Why some Australian Jews think they will be safer in Israel

by · Australian Financial Review

Emma ConnorsSenior editor and writer

Adam Lippmann has made new friends in Israel after becoming socially ostracised in Sydney since the October 7 Hamas attack. He’s considering leaving Australia, the country his German grandfather and Iraqi grandmother fled to in the 1940s.

The 37-year-old gay man, writer and filmmaker says he used to feel at home in Sydney’s progressive circles, where he mixed with other creative types. Now, he says, he’s isolated and politically homeless. He’s also fearful and stunned as age-old hatreds rear up.

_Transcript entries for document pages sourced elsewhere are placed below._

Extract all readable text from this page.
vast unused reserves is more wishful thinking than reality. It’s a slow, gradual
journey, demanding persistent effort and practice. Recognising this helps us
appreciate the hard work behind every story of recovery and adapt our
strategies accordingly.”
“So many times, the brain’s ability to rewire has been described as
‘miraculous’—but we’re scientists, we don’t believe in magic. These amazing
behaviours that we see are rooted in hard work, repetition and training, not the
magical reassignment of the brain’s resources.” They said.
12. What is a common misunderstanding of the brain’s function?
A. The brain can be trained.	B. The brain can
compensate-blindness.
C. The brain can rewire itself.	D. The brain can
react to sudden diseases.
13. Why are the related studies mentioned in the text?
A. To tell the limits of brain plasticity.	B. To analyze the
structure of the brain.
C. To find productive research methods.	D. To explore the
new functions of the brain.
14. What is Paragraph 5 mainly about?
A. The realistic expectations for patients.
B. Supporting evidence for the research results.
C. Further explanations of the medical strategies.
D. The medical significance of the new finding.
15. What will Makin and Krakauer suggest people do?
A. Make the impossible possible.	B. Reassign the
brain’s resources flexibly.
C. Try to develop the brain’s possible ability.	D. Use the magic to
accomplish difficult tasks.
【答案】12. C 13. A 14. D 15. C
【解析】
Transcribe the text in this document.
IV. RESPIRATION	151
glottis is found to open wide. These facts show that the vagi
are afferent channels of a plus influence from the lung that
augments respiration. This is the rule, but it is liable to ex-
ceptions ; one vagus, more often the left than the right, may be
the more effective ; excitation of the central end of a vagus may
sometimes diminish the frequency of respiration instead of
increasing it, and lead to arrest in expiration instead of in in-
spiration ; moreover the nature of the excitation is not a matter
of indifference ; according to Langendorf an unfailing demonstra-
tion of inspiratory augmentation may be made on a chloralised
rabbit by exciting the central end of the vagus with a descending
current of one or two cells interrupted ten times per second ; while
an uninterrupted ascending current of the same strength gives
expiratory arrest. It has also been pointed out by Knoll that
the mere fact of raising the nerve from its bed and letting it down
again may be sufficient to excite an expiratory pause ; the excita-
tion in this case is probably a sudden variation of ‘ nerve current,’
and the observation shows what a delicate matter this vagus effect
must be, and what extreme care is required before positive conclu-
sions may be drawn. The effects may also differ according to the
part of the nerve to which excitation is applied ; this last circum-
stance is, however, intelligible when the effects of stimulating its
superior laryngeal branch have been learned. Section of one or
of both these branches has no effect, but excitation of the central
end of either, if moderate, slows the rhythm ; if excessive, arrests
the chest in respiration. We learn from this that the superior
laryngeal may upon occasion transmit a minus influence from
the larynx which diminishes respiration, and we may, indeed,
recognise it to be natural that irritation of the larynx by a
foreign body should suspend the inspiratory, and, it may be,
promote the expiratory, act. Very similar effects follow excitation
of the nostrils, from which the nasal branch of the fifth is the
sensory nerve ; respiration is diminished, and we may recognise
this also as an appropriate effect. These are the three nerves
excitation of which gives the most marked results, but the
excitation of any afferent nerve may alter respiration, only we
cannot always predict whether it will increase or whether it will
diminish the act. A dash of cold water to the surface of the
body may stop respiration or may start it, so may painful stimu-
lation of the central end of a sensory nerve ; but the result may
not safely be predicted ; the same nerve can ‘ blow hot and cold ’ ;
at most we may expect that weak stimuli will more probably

“You have to distinguish between personal safety and collective safety. In Australia, there is at least lip service paid to collective safety, but private safety is at the mercy and peril of those around us. In Israel, collective safety faces existential threat, but private safety is more assured. People there will not be vilified on the street because they are Jewish.”

Adam Lippmann at The Great Synagogue in Sydney. Jewish institutions and families have upped security measures. Dominic Lorrimer

Australia is a long way from the Middle East, but increasingly Australians have taken sides against, not just Israel, but the Jewish diaspora as well.

The Executive Council of Australian Jewry documented 662 anti-Semitic acts in Australia in October and November. That compares to 79 in the same period last year. Recent events include verbal abuse to a Jew on a train – “If I could get a hold of a machine gun I’d gun down 10,000 of you tomorrow”.

There have also been death threats and homes vandalised, with “Kill Jews. Jew live here” painted in large letters outside a Melbourne dwelling. In the Sydney suburb of Arncliffe a Jewish man was bashed in a park after taking down a poster advertising an anti-Israel protest. He was hospitalised for four days.

In Sydney’s Martin Place there is a forlorn four-sided poster wishing the city a happy Chanukah. The eight-day festival also known as Hanukkah commemorates a second century BC event when Jews in Jerusalem rose against their Greek-Syrian oppressors. The annual commemoration is traditionally a celebratory time. This year, it’s the modern day that is pre-occupying the community.

The Albanese government is hardening its line against the Netanyahu government. While it continues to acknowledge Israel’s right to defend itself, as the death toll in Gaza mounts Canberra is with those calling for a ceasefire and demanding Israel respect international humanitarian law.

While the government has not moved fast enough or far enough for many of Labor’s pro-Palestinian party faithful, every action sparks a reaction, Jewish leaders say. Antisemitism has always been present in modern Australia, but not like this, according to Australian Jewish Association chief executive Robert Gregory.